My ex-spouse passed away about a week ago. We have 2 adult children. Been apart about 20 years, both remarried. At the funeral I felt totally gutted. I started thinking I made very bad decisions all those years ago, and ruined my family. My oldest son left about 15 years ago. We know he is alive but not where he is, and we have had no contact with him. I feel it is all my fault. I destroyed the family because I was unhappy.
Death and bereavement can jolt us into reassessing our lives. While you may have made poor choices in the past, there is no point in being self-critical now. Are there any lessons that you have learned from past mistakes? If yes, use these to change how you think now. If you feel that you destroyed your family back then, ask yourself what can you do now to rectify things? What are your current values? Stay conscious and mindful of your values – these are the rules according to which you need to live by. Responsibilities are tied to your values so ask yourself, what do you need to do now to help your family? If this means tracking down your son and making amends, then can you do this?

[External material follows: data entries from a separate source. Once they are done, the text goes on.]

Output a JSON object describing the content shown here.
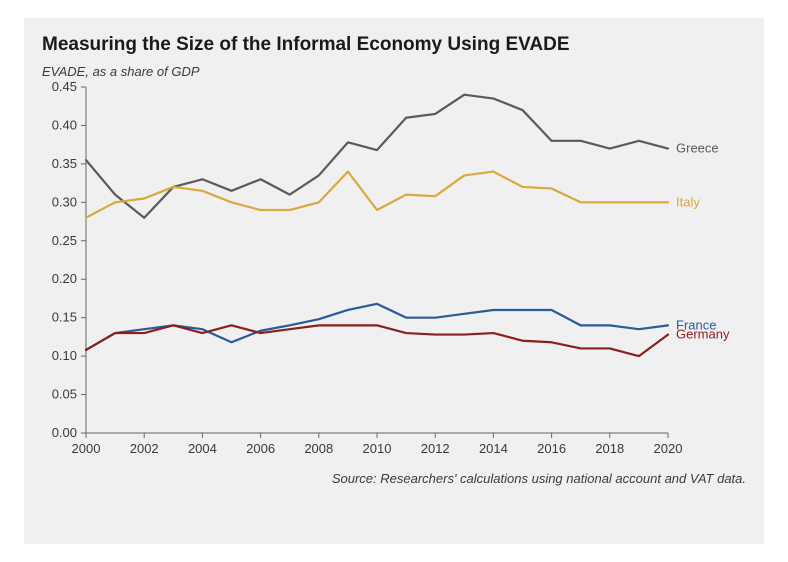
{
  "chart": {
    "type": "line",
    "title": "Measuring the Size of the Informal Economy Using EVADE",
    "subtitle": "EVADE, as a share of GDP",
    "source": "Source: Researchers' calculations using national account and VAT data.",
    "background_color": "#f0f0f0",
    "axis_color": "#666666",
    "grid_color": "#cccccc",
    "text_color": "#3a3a3a",
    "title_color": "#1a1a1a",
    "title_fontsize": 19,
    "label_fontsize": 13,
    "line_width": 2.2,
    "x": {
      "min": 2000,
      "max": 2020,
      "ticks": [
        2000,
        2002,
        2004,
        2006,
        2008,
        2010,
        2012,
        2014,
        2016,
        2018,
        2020
      ]
    },
    "y": {
      "min": 0,
      "max": 0.45,
      "ticks": [
        0.0,
        0.05,
        0.1,
        0.15,
        0.2,
        0.25,
        0.3,
        0.35,
        0.4,
        0.45
      ],
      "tick_labels": [
        "0.00",
        "0.05",
        "0.10",
        "0.15",
        "0.20",
        "0.25",
        "0.30",
        "0.35",
        "0.40",
        "0.45"
      ]
    },
    "years": [
      2000,
      2001,
      2002,
      2003,
      2004,
      2005,
      2006,
      2007,
      2008,
      2009,
      2010,
      2011,
      2012,
      2013,
      2014,
      2015,
      2016,
      2017,
      2018,
      2019,
      2020
    ],
    "series": [
      {
        "name": "Greece",
        "color": "#5a5a5a",
        "label_color": "#5a5a5a",
        "values": [
          0.355,
          0.31,
          0.28,
          0.32,
          0.33,
          0.315,
          0.33,
          0.31,
          0.335,
          0.378,
          0.368,
          0.41,
          0.415,
          0.44,
          0.435,
          0.42,
          0.38,
          0.38,
          0.37,
          0.38,
          0.37
        ]
      },
      {
        "name": "Italy",
        "color": "#d9a83f",
        "label_color": "#d9a83f",
        "values": [
          0.28,
          0.3,
          0.305,
          0.32,
          0.315,
          0.3,
          0.29,
          0.29,
          0.3,
          0.34,
          0.29,
          0.31,
          0.308,
          0.335,
          0.34,
          0.32,
          0.318,
          0.3,
          0.3,
          0.3,
          0.3
        ]
      },
      {
        "name": "France",
        "color": "#2a5a9a",
        "label_color": "#2a5a9a",
        "values": [
          0.108,
          0.13,
          0.135,
          0.14,
          0.135,
          0.118,
          0.133,
          0.14,
          0.148,
          0.16,
          0.168,
          0.15,
          0.15,
          0.155,
          0.16,
          0.16,
          0.16,
          0.14,
          0.14,
          0.135,
          0.14
        ]
      },
      {
        "name": "Germany",
        "color": "#8a1f1f",
        "label_color": "#8a1f1f",
        "values": [
          0.108,
          0.13,
          0.13,
          0.14,
          0.13,
          0.14,
          0.13,
          0.135,
          0.14,
          0.14,
          0.14,
          0.13,
          0.128,
          0.128,
          0.13,
          0.12,
          0.118,
          0.11,
          0.11,
          0.1,
          0.128
        ]
      }
    ]
  }
}
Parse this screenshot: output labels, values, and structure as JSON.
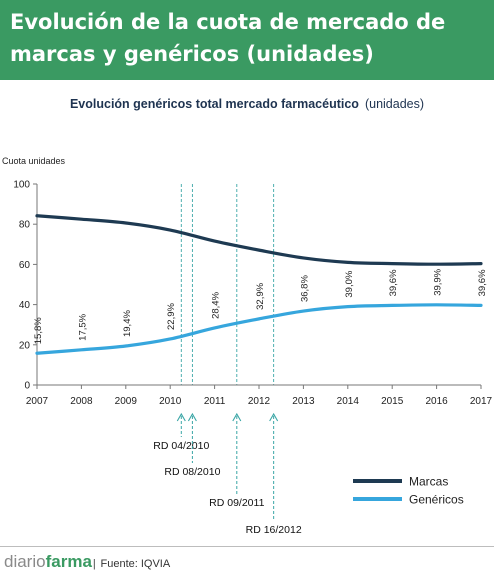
{
  "header": {
    "title": "Evolución de la cuota de mercado de marcas y genéricos (unidades)"
  },
  "subtitle": {
    "main": "Evolución genéricos total mercado farmacéutico",
    "unit": "(unidades)"
  },
  "footer": {
    "brand_part1": "diario",
    "brand_part2": "farma",
    "separator": "|",
    "source": "Fuente: IQVIA"
  },
  "colors": {
    "header_bg": "#3a9a62",
    "marcas": "#1e3a52",
    "genericos": "#36a6dd",
    "annotations": "#3aa6a6"
  },
  "chart_data": {
    "type": "line",
    "ylabel": "Cuota unidades",
    "xlabel": "",
    "ylim": [
      0,
      100
    ],
    "yticks": [
      "0",
      "20",
      "40",
      "60",
      "80",
      "100"
    ],
    "xlim": [
      2007,
      2017
    ],
    "xticks": [
      "2007",
      "2008",
      "2009",
      "2010",
      "2011",
      "2012",
      "2013",
      "2014",
      "2015",
      "2016",
      "2017"
    ],
    "grid": false,
    "legend_position": "bottom-right",
    "series": [
      {
        "name": "Marcas",
        "color": "#1e3a52",
        "points": [
          [
            2007,
            84.2
          ],
          [
            2008,
            82.5
          ],
          [
            2009,
            80.6
          ],
          [
            2010,
            77.1
          ],
          [
            2011,
            71.6
          ],
          [
            2012,
            67.1
          ],
          [
            2013,
            63.2
          ],
          [
            2014,
            61.0
          ],
          [
            2015,
            60.4
          ],
          [
            2016,
            60.1
          ],
          [
            2017,
            60.4
          ]
        ]
      },
      {
        "name": "Genéricos",
        "color": "#36a6dd",
        "points": [
          [
            2007,
            15.8
          ],
          [
            2008,
            17.5
          ],
          [
            2009,
            19.4
          ],
          [
            2010,
            22.9
          ],
          [
            2011,
            28.4
          ],
          [
            2012,
            32.9
          ],
          [
            2013,
            36.8
          ],
          [
            2014,
            39.0
          ],
          [
            2015,
            39.6
          ],
          [
            2016,
            39.9
          ],
          [
            2017,
            39.6
          ]
        ],
        "labels": [
          "15,8%",
          "17,5%",
          "19,4%",
          "22,9%",
          "28,4%",
          "32,9%",
          "36,8%",
          "39,0%",
          "39,6%",
          "39,9%",
          "39,6%"
        ]
      }
    ],
    "annotations": [
      {
        "x": 2010.25,
        "label": "RD 04/2010",
        "row": 0
      },
      {
        "x": 2010.5,
        "label": "RD 08/2010",
        "row": 1
      },
      {
        "x": 2011.5,
        "label": "RD 09/2011",
        "row": 2
      },
      {
        "x": 2012.33,
        "label": "RD 16/2012",
        "row": 3
      }
    ]
  }
}
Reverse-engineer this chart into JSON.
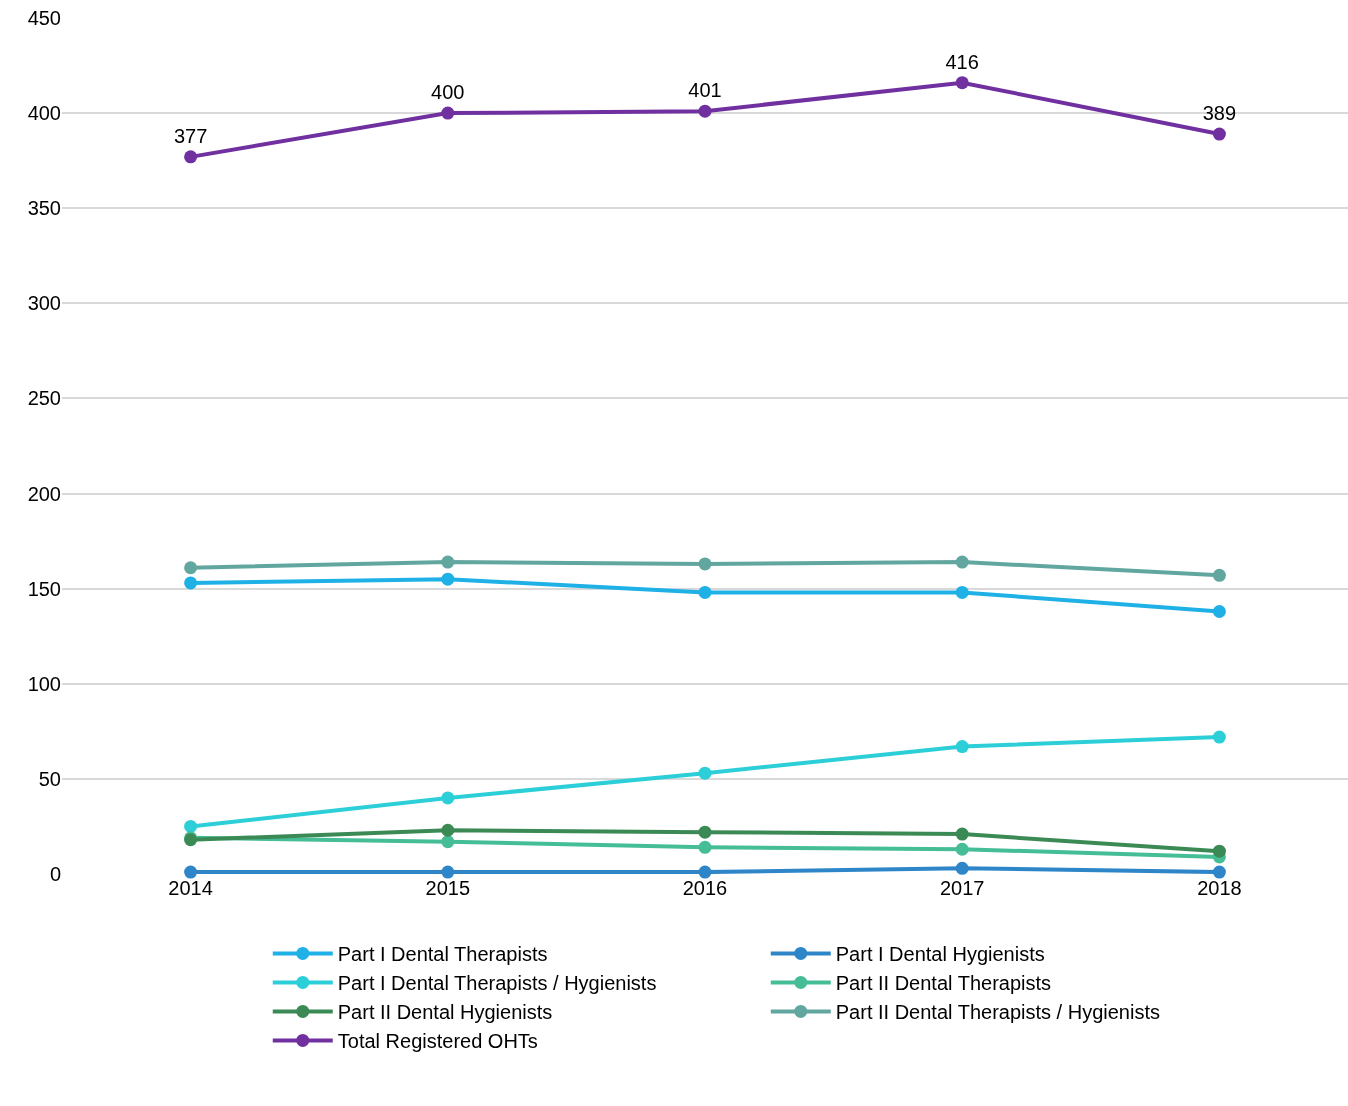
{
  "chart_data": {
    "type": "line",
    "categories": [
      "2014",
      "2015",
      "2016",
      "2017",
      "2018"
    ],
    "series": [
      {
        "name": "Part I Dental Therapists",
        "color": "#1fb0e6",
        "values": [
          153,
          155,
          148,
          148,
          138
        ]
      },
      {
        "name": "Part I Dental Hygienists",
        "color": "#2e86c9",
        "values": [
          1,
          1,
          1,
          3,
          1
        ]
      },
      {
        "name": "Part I Dental Therapists / Hygienists",
        "color": "#2ccfd8",
        "values": [
          25,
          40,
          53,
          67,
          72
        ]
      },
      {
        "name": "Part II Dental Therapists",
        "color": "#45bd97",
        "values": [
          19,
          17,
          14,
          13,
          9
        ]
      },
      {
        "name": "Part II Dental Hygienists",
        "color": "#3b8a55",
        "values": [
          18,
          23,
          22,
          21,
          12
        ]
      },
      {
        "name": "Part II Dental Therapists / Hygienists",
        "color": "#62a6a0",
        "values": [
          161,
          164,
          163,
          164,
          157
        ]
      },
      {
        "name": "Total Registered OHTs",
        "color": "#7030a0",
        "values": [
          377,
          400,
          401,
          416,
          389
        ],
        "value_labels": [
          "377",
          "400",
          "401",
          "416",
          "389"
        ]
      }
    ],
    "ylim": [
      0,
      450
    ],
    "yticks": [
      0,
      50,
      100,
      150,
      200,
      250,
      300,
      350,
      400,
      450
    ],
    "grid": "y",
    "legend": "bottom",
    "marker": "circle",
    "line_style": "solid"
  }
}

Don’t look back on your life with regret. If you were unhappy in the past, then you acted the way you did for reasons which made sense then. Stay self-compassionate; part of self-compassion is acknowledging our mistakes and using them to change ourselves. And be forgiving – this means letting go of self-blame and giving yourself permission to move forward positively. You can change a bad situation into a good one by thinking differently about it. You can live the rest of your life, aligned with personal values that give meaning and purpose to your life. You can live in a deliberate way, choosing thoughts and actions which result in peace.